Omicidio Saman, madre torna in Italia: estradata dal Pakistan
Il ministro Nordio: "Fondamentale passo in avanti per il percorso di giustizia per la giovane diciottenne uccisa barbaramente"
Con l'estradizione della madre di Saman Abbas, Nazia Shaheen, è arrivata oggi in Italia dopo essere stata arrestata in Pakistan a seguito di un mandato di cattura internazionale, "si compie un fondamentale passo in avanti per il percorso di giustizia per la giovane diciottenne di origini pakistane barbaramente uccisa il primo maggio del 2021". Lo comunica in una nota il ministro della Giustizia, Carlo Nordio.

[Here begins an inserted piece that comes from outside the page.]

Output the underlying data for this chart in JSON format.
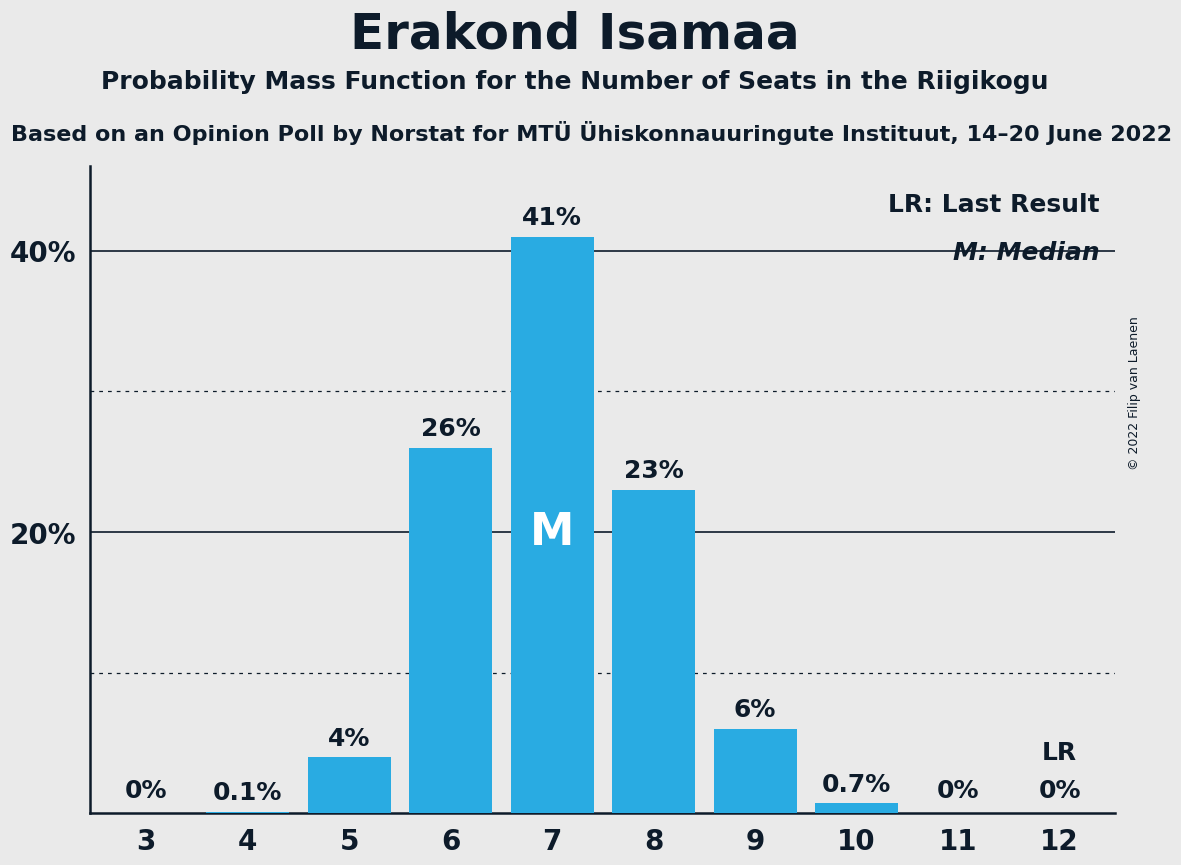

La donna è atterrata nel primo pomeriggio all’aeroporto di Fiumicino (VIDEO) da dove, espletate le formalità di rito, è stata presa in consegna dalla polizia penitenziaria e portata in carcere a Roma in attesa del trasferimento in un carcere emiliano a disposizione dell’autorità giudiziaria. In seguito a un'attività di cooperazione giudiziaria internazionale, svolta con il supporto del ministero della Giustizia italiano e dell’ambasciata italiana ad Islamabad, la Procura di Reggio Emilia, diretta dal Procuratore Calogero Gaetano Paci, ha ottenuto l’estradizione della donna.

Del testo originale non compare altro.